Open Daniel15 opened 8 years ago
Yes, this is definitely something that I plan to work on. I found @wanderview's work after finishing sw-delta's: https://blog.wanderview.com/blog/2015/10/13/patching-resources-in-service-workers/
He built https://github.com/wanderview/ubsdiff, based on bsdiff. I'm not fluent in binary, but it looks pretty good.
The RFC 3229 standard also advertise vcdiff and diffe.
Here you can find a sw-delta-node branch, where I tried to implement your idea with a 2 bytes bitfield for [operation + offset + number of characters to remove/add].
Here is a small benchmark where I compare gzipped size with 1) the current format, 2) the binary format I just wrote, 3) the ubsdiff format
Files | current | binary | ubsdiff |
---|---|---|---|
jQuery-v2.1.2-min → jQuery-v2.1.3-min | 46 | 38 | 313 |
jQuery-v2.1.1-min → jQuery-v2.1.2-min | 1797 | 1689 | 1925 |
angular-v1.4.4 → angular-v1.4.5 | 3575 | 3656 | 4032 |
angular-v1.4.4-min → angular-v1.4.5-min | 5183 | 4880 | 5821 |
bootstrap-v3.3.4 → bootstrap-v3.3.5 | 1750 | 1851 | 2271 |
bootstrap-v3.3.4-min → bootstrap-v3.3.5-min | 1659 | 1753 | 2264 |
TOTAL | 14010 | 13867 | 16626 |
The binary format is not always smaller than the text format. In total, it's 1.02% smaller than the text format on this little benchmark.

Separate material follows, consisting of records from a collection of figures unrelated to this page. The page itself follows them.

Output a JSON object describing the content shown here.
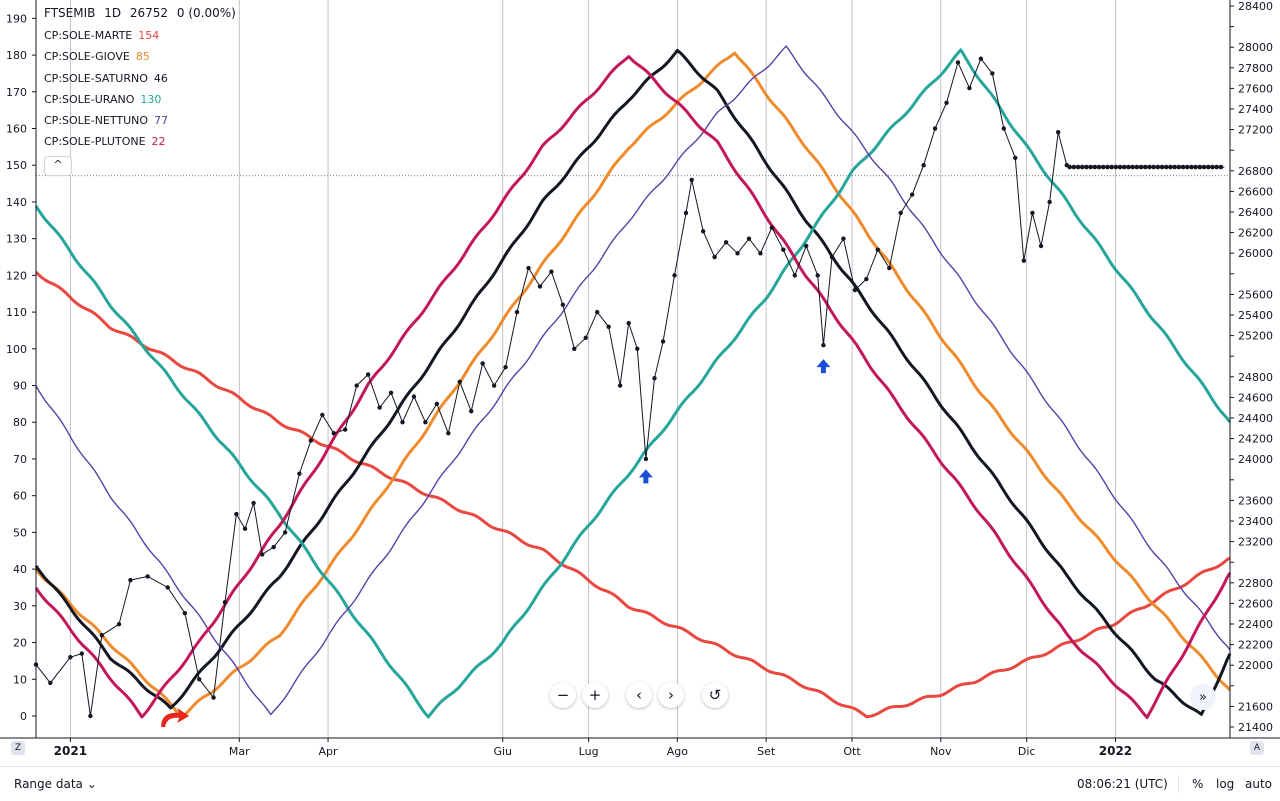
{
  "header": {
    "symbol": "FTSEMIB",
    "interval": "1D",
    "price": "26752",
    "change": "0 (0.00%)"
  },
  "legend": {
    "items": [
      {
        "name": "CP:SOLE-MARTE",
        "value": "154",
        "color": "#f0544f"
      },
      {
        "name": "CP:SOLE-GIOVE",
        "value": "85",
        "color": "#ef8b2c"
      },
      {
        "name": "CP:SOLE-SATURNO",
        "value": "46",
        "color": "#131722"
      },
      {
        "name": "CP:SOLE-URANO",
        "value": "130",
        "color": "#26a69a"
      },
      {
        "name": "CP:SOLE-NETTUNO",
        "value": "77",
        "color": "#5b3fa8"
      },
      {
        "name": "CP:SOLE-PLUTONE",
        "value": "22",
        "color": "#c2185b"
      }
    ],
    "collapse_label": "^"
  },
  "nav_buttons": {
    "zoom_out": "−",
    "zoom_in": "+",
    "prev": "‹",
    "next": "›",
    "reset": "↺",
    "scroll": "»"
  },
  "bottom_bar": {
    "range_label": "Range data ⌄",
    "time": "08:06:21 (UTC)",
    "percent": "%",
    "log": "log",
    "auto": "auto"
  },
  "corner_left": "Z",
  "corner_right": "A",
  "chart_data": {
    "type": "line",
    "x_axis": {
      "labels": [
        "2021",
        "Mar",
        "Apr",
        "Giu",
        "Lug",
        "Ago",
        "Set",
        "Ott",
        "Nov",
        "Dic",
        "2022"
      ],
      "label_dates": [
        "2021-01-01",
        "2021-03-01",
        "2021-04-01",
        "2021-06-01",
        "2021-07-01",
        "2021-08-01",
        "2021-09-01",
        "2021-10-01",
        "2021-11-01",
        "2021-12-01",
        "2022-01-01"
      ],
      "bold": [
        "2021",
        "2022"
      ],
      "range": [
        "2020-12-20",
        "2022-02-10"
      ]
    },
    "left_axis": {
      "ticks": [
        0,
        10,
        20,
        30,
        40,
        50,
        60,
        70,
        80,
        90,
        100,
        110,
        120,
        130,
        140,
        150,
        160,
        170,
        180,
        190
      ],
      "range": [
        -6,
        195
      ]
    },
    "right_axis": {
      "ticks": [
        21400,
        21600,
        21800,
        22000,
        22200,
        22400,
        22600,
        22800,
        23000,
        23200,
        23400,
        23600,
        23800,
        24000,
        24200,
        24400,
        24600,
        24800,
        25000,
        25200,
        25400,
        25600,
        25800,
        26000,
        26200,
        26400,
        26600,
        26800,
        27000,
        27200,
        27400,
        27600,
        27800,
        28000,
        28200,
        28400
      ],
      "labeled": [
        21400,
        21600,
        22000,
        22200,
        22400,
        22600,
        22800,
        23200,
        23400,
        23600,
        24000,
        24200,
        24400,
        24600,
        24800,
        25200,
        25400,
        25600,
        26000,
        26200,
        26400,
        26600,
        26800,
        27200,
        27400,
        27600,
        27800,
        28000,
        28400
      ]
    },
    "current_level": 26752,
    "grid": true,
    "series": [
      {
        "name": "CP:SOLE-MARTE",
        "color": "#e8483f",
        "points": [
          [
            "2020-12-20",
            121
          ],
          [
            "2021-01-15",
            106
          ],
          [
            "2021-02-15",
            93
          ],
          [
            "2021-03-15",
            80
          ],
          [
            "2021-04-15",
            68
          ],
          [
            "2021-05-15",
            57
          ],
          [
            "2021-06-15",
            45
          ],
          [
            "2021-07-15",
            30
          ],
          [
            "2021-08-15",
            19
          ],
          [
            "2021-09-15",
            8
          ],
          [
            "2021-10-06",
            0
          ],
          [
            "2021-11-01",
            6
          ],
          [
            "2021-12-01",
            15
          ],
          [
            "2021-12-31",
            25
          ],
          [
            "2022-02-10",
            43
          ]
        ]
      },
      {
        "name": "CP:SOLE-GIOVE",
        "color": "#ef8b2c",
        "points": [
          [
            "2020-12-20",
            40
          ],
          [
            "2021-02-09",
            0
          ],
          [
            "2021-03-15",
            22
          ],
          [
            "2021-04-15",
            55
          ],
          [
            "2021-05-15",
            89
          ],
          [
            "2021-06-15",
            123
          ],
          [
            "2021-07-15",
            155
          ],
          [
            "2021-08-21",
            181
          ],
          [
            "2021-09-15",
            155
          ],
          [
            "2021-10-15",
            122
          ],
          [
            "2021-11-15",
            88
          ],
          [
            "2021-12-15",
            58
          ],
          [
            "2022-01-15",
            30
          ],
          [
            "2022-02-10",
            7
          ]
        ]
      },
      {
        "name": "CP:SOLE-SATURNO",
        "color": "#131722",
        "points": [
          [
            "2020-12-20",
            41
          ],
          [
            "2021-01-15",
            16
          ],
          [
            "2021-02-05",
            2
          ],
          [
            "2021-03-15",
            38
          ],
          [
            "2021-04-15",
            72
          ],
          [
            "2021-05-15",
            105
          ],
          [
            "2021-06-15",
            140
          ],
          [
            "2021-07-15",
            168
          ],
          [
            "2021-08-01",
            181
          ],
          [
            "2021-08-15",
            170
          ],
          [
            "2021-09-15",
            135
          ],
          [
            "2021-10-15",
            103
          ],
          [
            "2021-11-15",
            70
          ],
          [
            "2021-12-15",
            38
          ],
          [
            "2022-01-15",
            10
          ],
          [
            "2022-01-31",
            0
          ],
          [
            "2022-02-10",
            17
          ]
        ]
      },
      {
        "name": "CP:SOLE-URANO",
        "color": "#26a69a",
        "points": [
          [
            "2020-12-20",
            139
          ],
          [
            "2021-01-15",
            112
          ],
          [
            "2021-02-15",
            82
          ],
          [
            "2021-03-15",
            55
          ],
          [
            "2021-04-15",
            22
          ],
          [
            "2021-05-06",
            0
          ],
          [
            "2021-06-01",
            20
          ],
          [
            "2021-07-01",
            52
          ],
          [
            "2021-08-01",
            83
          ],
          [
            "2021-09-01",
            114
          ],
          [
            "2021-10-01",
            148
          ],
          [
            "2021-11-01",
            175
          ],
          [
            "2021-11-08",
            181
          ],
          [
            "2021-12-01",
            155
          ],
          [
            "2022-01-01",
            122
          ],
          [
            "2022-02-10",
            80
          ]
        ]
      },
      {
        "name": "CP:SOLE-NETTUNO",
        "color": "#5b3fa8",
        "points": [
          [
            "2020-12-20",
            90
          ],
          [
            "2021-01-15",
            60
          ],
          [
            "2021-02-15",
            27
          ],
          [
            "2021-03-12",
            0
          ],
          [
            "2021-04-15",
            37
          ],
          [
            "2021-05-15",
            70
          ],
          [
            "2021-06-15",
            103
          ],
          [
            "2021-07-15",
            135
          ],
          [
            "2021-08-15",
            164
          ],
          [
            "2021-09-08",
            182
          ],
          [
            "2021-10-15",
            145
          ],
          [
            "2021-11-15",
            111
          ],
          [
            "2021-12-15",
            78
          ],
          [
            "2022-01-15",
            44
          ],
          [
            "2022-02-10",
            18
          ]
        ]
      },
      {
        "name": "CP:SOLE-PLUTONE",
        "color": "#c2185b",
        "points": [
          [
            "2020-12-20",
            35
          ],
          [
            "2021-01-26",
            0
          ],
          [
            "2021-02-15",
            20
          ],
          [
            "2021-03-15",
            52
          ],
          [
            "2021-04-15",
            90
          ],
          [
            "2021-05-15",
            122
          ],
          [
            "2021-06-15",
            155
          ],
          [
            "2021-07-15",
            180
          ],
          [
            "2021-08-15",
            156
          ],
          [
            "2021-09-15",
            120
          ],
          [
            "2021-10-15",
            87
          ],
          [
            "2021-11-15",
            55
          ],
          [
            "2021-12-15",
            22
          ],
          [
            "2022-01-12",
            0
          ],
          [
            "2022-02-10",
            39
          ]
        ]
      },
      {
        "name": "FTSEMIB",
        "color": "#131722",
        "markers": true,
        "points": [
          [
            "2020-12-20",
            14
          ],
          [
            "2020-12-25",
            9
          ],
          [
            "2021-01-01",
            16
          ],
          [
            "2021-01-05",
            17
          ],
          [
            "2021-01-08",
            0
          ],
          [
            "2021-01-12",
            22
          ],
          [
            "2021-01-18",
            25
          ],
          [
            "2021-01-22",
            37
          ],
          [
            "2021-01-28",
            38
          ],
          [
            "2021-02-04",
            35
          ],
          [
            "2021-02-10",
            28
          ],
          [
            "2021-02-15",
            10
          ],
          [
            "2021-02-20",
            5
          ],
          [
            "2021-02-24",
            31
          ],
          [
            "2021-02-28",
            55
          ],
          [
            "2021-03-03",
            51
          ],
          [
            "2021-03-06",
            58
          ],
          [
            "2021-03-09",
            44
          ],
          [
            "2021-03-13",
            46
          ],
          [
            "2021-03-17",
            50
          ],
          [
            "2021-03-22",
            66
          ],
          [
            "2021-03-26",
            75
          ],
          [
            "2021-03-30",
            82
          ],
          [
            "2021-04-03",
            77
          ],
          [
            "2021-04-07",
            78
          ],
          [
            "2021-04-11",
            90
          ],
          [
            "2021-04-15",
            93
          ],
          [
            "2021-04-19",
            84
          ],
          [
            "2021-04-23",
            88
          ],
          [
            "2021-04-27",
            80
          ],
          [
            "2021-05-01",
            87
          ],
          [
            "2021-05-05",
            80
          ],
          [
            "2021-05-09",
            85
          ],
          [
            "2021-05-13",
            77
          ],
          [
            "2021-05-17",
            91
          ],
          [
            "2021-05-21",
            83
          ],
          [
            "2021-05-25",
            96
          ],
          [
            "2021-05-29",
            90
          ],
          [
            "2021-06-02",
            95
          ],
          [
            "2021-06-06",
            110
          ],
          [
            "2021-06-10",
            122
          ],
          [
            "2021-06-14",
            117
          ],
          [
            "2021-06-18",
            121
          ],
          [
            "2021-06-22",
            112
          ],
          [
            "2021-06-26",
            100
          ],
          [
            "2021-06-30",
            103
          ],
          [
            "2021-07-04",
            110
          ],
          [
            "2021-07-08",
            106
          ],
          [
            "2021-07-12",
            90
          ],
          [
            "2021-07-15",
            107
          ],
          [
            "2021-07-18",
            100
          ],
          [
            "2021-07-21",
            70
          ],
          [
            "2021-07-24",
            92
          ],
          [
            "2021-07-27",
            102
          ],
          [
            "2021-07-31",
            120
          ],
          [
            "2021-08-04",
            137
          ],
          [
            "2021-08-06",
            146
          ],
          [
            "2021-08-10",
            132
          ],
          [
            "2021-08-14",
            125
          ],
          [
            "2021-08-18",
            129
          ],
          [
            "2021-08-22",
            126
          ],
          [
            "2021-08-26",
            130
          ],
          [
            "2021-08-30",
            126
          ],
          [
            "2021-09-03",
            133
          ],
          [
            "2021-09-07",
            127
          ],
          [
            "2021-09-11",
            120
          ],
          [
            "2021-09-15",
            128
          ],
          [
            "2021-09-19",
            120
          ],
          [
            "2021-09-21",
            101
          ],
          [
            "2021-09-24",
            125
          ],
          [
            "2021-09-28",
            130
          ],
          [
            "2021-10-02",
            116
          ],
          [
            "2021-10-06",
            119
          ],
          [
            "2021-10-10",
            127
          ],
          [
            "2021-10-14",
            122
          ],
          [
            "2021-10-18",
            137
          ],
          [
            "2021-10-22",
            142
          ],
          [
            "2021-10-26",
            150
          ],
          [
            "2021-10-30",
            160
          ],
          [
            "2021-11-03",
            167
          ],
          [
            "2021-11-07",
            178
          ],
          [
            "2021-11-11",
            171
          ],
          [
            "2021-11-15",
            179
          ],
          [
            "2021-11-19",
            175
          ],
          [
            "2021-11-23",
            160
          ],
          [
            "2021-11-27",
            152
          ],
          [
            "2021-11-30",
            124
          ],
          [
            "2021-12-03",
            137
          ],
          [
            "2021-12-06",
            128
          ],
          [
            "2021-12-09",
            140
          ],
          [
            "2021-12-12",
            159
          ],
          [
            "2021-12-15",
            150
          ]
        ]
      },
      {
        "name": "FTSEMIB projection",
        "color": "#131722",
        "markers": true,
        "flat": true,
        "points": [
          [
            "2021-12-16",
            149.5
          ],
          [
            "2022-02-08",
            149.5
          ]
        ]
      }
    ],
    "annotations": [
      {
        "type": "arrow-up",
        "color": "#1a4fd8",
        "date": "2021-07-21",
        "value": 65
      },
      {
        "type": "arrow-up",
        "color": "#1a4fd8",
        "date": "2021-09-21",
        "value": 95
      },
      {
        "type": "arrow-curved",
        "color": "#e8281f",
        "date": "2021-02-08",
        "value": 0
      }
    ]
  }
}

We can safely eliminate ubsdiff, but I'm not sure if we should absolutely switch to the binary format, as the results is not as good as expected.
Actually I suspect the gzip compression to work pretty well with the current format, and to optimize the +/-/separator chars in a way that's nearly as good as a binary format. Gzip loves recurrent patterns.
Could you take a look at my implementation and tell me if you spot some possible improvements?
Actually I suspect the gzip compression to work pretty well with the current format
Ahh, good catch! I didn't consider the fact that gzip would compress the diff pretty well.
You could have both algorithms - binary and text - and use the one that results in the smallest size. That seems like it'd provide the best of both worlds.
You might achieve better file sizes by using a binary format. Instead of using numbers and
+
/-
for the metadata, have a bitfield for the combination of operation + offset + number of characters to remove - two bytes should be sufficient to encode all of that.If you also encode the number of characters being added in the same way you're encoding the number of characters to remove, you'd no longer need a separator between each segment, reducing the file size even more.